Is 0.1 km equals to 100.0 m (in context to significant figures)? The number of significant digits in 0.1km is 1 and we know that 1 km = 1000m.
This then implies that the 0.1 km is equal to 100.0 m, but the rule says the change in units doesn't affect the number of significant digits
 So how come the value in m has more significant digits?
I am really confused by it and the error I can find is that the value in m should be 100 m, then the number of significant digits would be same but then the question arises that can we remove decimal like this.

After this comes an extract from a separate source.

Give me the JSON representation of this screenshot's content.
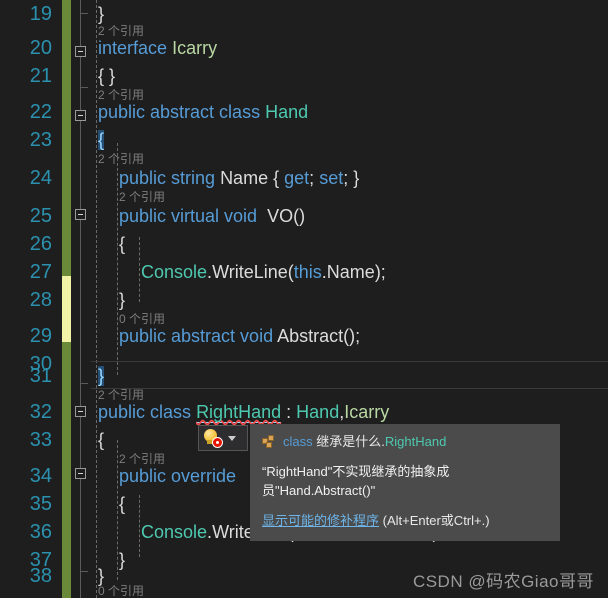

 A: 1 km is 1000m, so 100 000 cm, therefore you'll get 0.1km = 10 000cm. Both 0.1km and 10 000cm have the same number of significant digits. 
A: $0.1$km with one significant digit means the value you are interested in is between $0.05$km and $0.15$km. That puts it between $50$m and $150$m. In scientific notation that's $1 \times 10^2$m. which preserves the single significant digit precision. When you write $100$m you have (implicitly) three significant digits - the zeroes might be significant. 
When you take significance seriously you should always use scientific notation, writing (for example)
$$
a.bcd \times 10^n
$$
for four significant digits. Then the unit conversions (in the metric system) affect just the exponent.
$0.1$km ($1.0 \times 10^{-1}$km) has two significant digits. $100.0$m ($1.000 \times 10^3$m) has four.
A: You are right, writing $100.0\,m$ usually implies that the value is accurate up to the first decimal, hence with an accuracy of $1\,dm$ and $4$ significant digits, whereas unless otherwise stated $0.1\,km$ is accurate to a tenth of a kilometer and has a single significant digit.
So it would be more correct to say
$$0.1\,km=100\,m,$$ though some doubt can remain about the number of significant digits in the RHS.

After re-reading the question, I seem to understand that keeping one digit after the decimal point is your choice. This is not the way it works, you have to keep the same number of significant figures, not the same number of decimals.